Descent from the Cross
Doctrinal reflection
This entry presents a classificatory difficulty for the Scriptorium archive: the object in question is a South Netherlandish carved fruitwood relief of the Descent from the Cross, dated approximately AD 1475–1500, now housed in the Medieval Art collection of the Metropolitan Museum of Art, New York (gift of J. Pierpont Morgan, 1916). The work falls outside the strict Byzantine mandate of this archive, belonging instead to the late medieval Northern European devotional tradition. No Byzantine provenance, Greek inscription, or Eastern iconographic program has been identified in the museum's documentation. The Netherlandish Descent from the Cross (Depositio) belongs to a well-developed Western typological sequence, indebted to Rogier van der Weyden's canonical 1435 panel and its workshop disseminations, rather than to Byzantine Epitaphios or Threnos iconography.
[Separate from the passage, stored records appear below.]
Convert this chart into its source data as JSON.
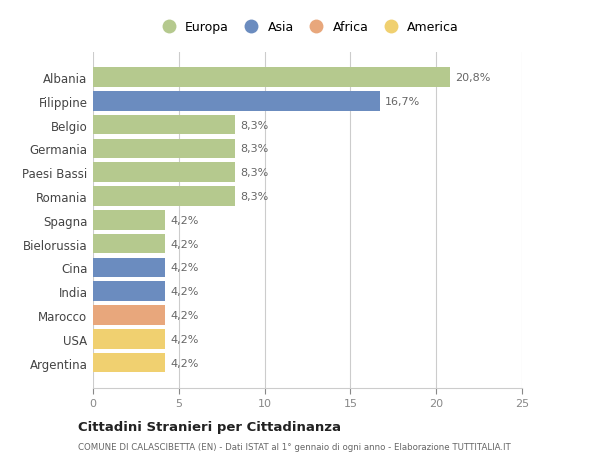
{
  "categories": [
    "Albania",
    "Filippine",
    "Belgio",
    "Germania",
    "Paesi Bassi",
    "Romania",
    "Spagna",
    "Bielorussia",
    "Cina",
    "India",
    "Marocco",
    "USA",
    "Argentina"
  ],
  "values": [
    20.8,
    16.7,
    8.3,
    8.3,
    8.3,
    8.3,
    4.2,
    4.2,
    4.2,
    4.2,
    4.2,
    4.2,
    4.2
  ],
  "labels": [
    "20,8%",
    "16,7%",
    "8,3%",
    "8,3%",
    "8,3%",
    "8,3%",
    "4,2%",
    "4,2%",
    "4,2%",
    "4,2%",
    "4,2%",
    "4,2%",
    "4,2%"
  ],
  "continent": [
    "Europa",
    "Asia",
    "Europa",
    "Europa",
    "Europa",
    "Europa",
    "Europa",
    "Europa",
    "Asia",
    "Asia",
    "Africa",
    "America",
    "America"
  ],
  "colors": {
    "Europa": "#b5c98e",
    "Asia": "#6b8cbf",
    "Africa": "#e8a77c",
    "America": "#f0d070"
  },
  "legend_order": [
    "Europa",
    "Asia",
    "Africa",
    "America"
  ],
  "xlim": [
    0,
    25
  ],
  "xticks": [
    0,
    5,
    10,
    15,
    20,
    25
  ],
  "title": "Cittadini Stranieri per Cittadinanza",
  "subtitle": "COMUNE DI CALASCIBETTA (EN) - Dati ISTAT al 1° gennaio di ogni anno - Elaborazione TUTTITALIA.IT",
  "background_color": "#ffffff",
  "bar_height": 0.82,
  "grid_color": "#cccccc"
}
The polychromed relief format—intimate in scale, privately devotional in function—reflects the booming Antwerp and Brabantine export trade in carved altarpieces and devotional objects during the last quarter of the fifteenth century AD. Iconographically, the scene typically deploys Joseph of Arimathea, Nicodemus, the Virgin, and the Magdalene in a compressed figural grouping around the deposed body of Christ. Conservation analysis of comparable fruitwood reliefs has addressed polychromy layering and wood species identification. Because this object does not conform to Byzantine or Eastern Christian parameters, a full theological program analysis under the Scriptorium schema is not applicable. Scholars of Flemish devotional sculpture and late medieval workshop practice remain the appropriate referents. Sources: Metropolitan Museum of Art Bulletin; Journal of the Walters Art Museum; Oud Holland.